Estate Planning For Business Owners

Preparing for future events is critical for any business owner. That’s why it is essential that business owners and entrepreneurs create contingency plans in the case of incapacity or death.

Most small businesses revolve around one or two key owners. While they are alive and healthy, the business can thrive. But when they become unable to directly manage the business, the business tends to fail. Since your employees and family are depending on this business, it is wise to make plans that can be put into place immediately and keep the business alive.

Preparing for this eventuality includes a variety of essential legal documents. The most basic of which are core estate planning documents of wills, trusts, and powers of attorney. When prepared with your business in mind, the business can continue without you, albeit in a much impaired state. By empowering family, co-owners, and trusted employees, the business can get back on track to profitability.

An additional document that all business owners should have is a buy-sell agreement. This agreement is most useful in partnerships where one partner buys out the impaired partner using a predetermined valuation of the business. This provides much needed funds for your family while giving the remaining partner control over the business assets and activities. Even sole proprietors can use buy-sell agreements with others in the same industry.

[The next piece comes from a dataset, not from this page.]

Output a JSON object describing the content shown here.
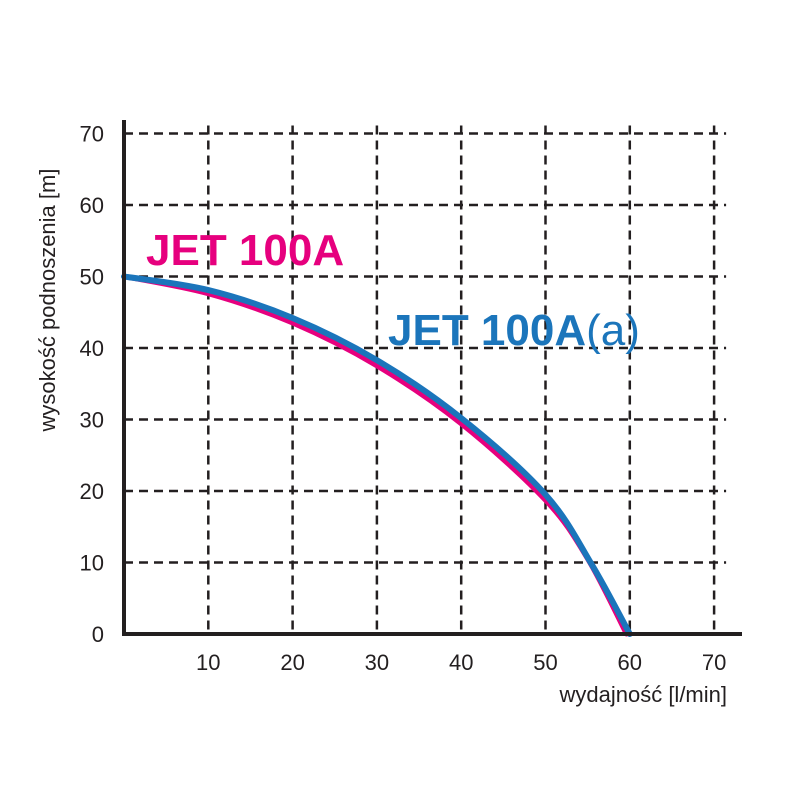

In some cases, it may be wise to place the business ownership into a trust. Trusts are administered outside of the probate system. The probate system is public and the transfer of businesses through probate may mean publicly disclosing finances and assets. A trust could also be used to provide a revenue stream to heirs that don’t wish to work within the business directly while keeping the business available for those that do.

Owning and operating a business can be exciting and rewarding. Building the business is only half the equation. The business needs to be protected through skilled estate planning. An attorney with experience in these matters can suggest other documents or plans that could further protect your business for the future.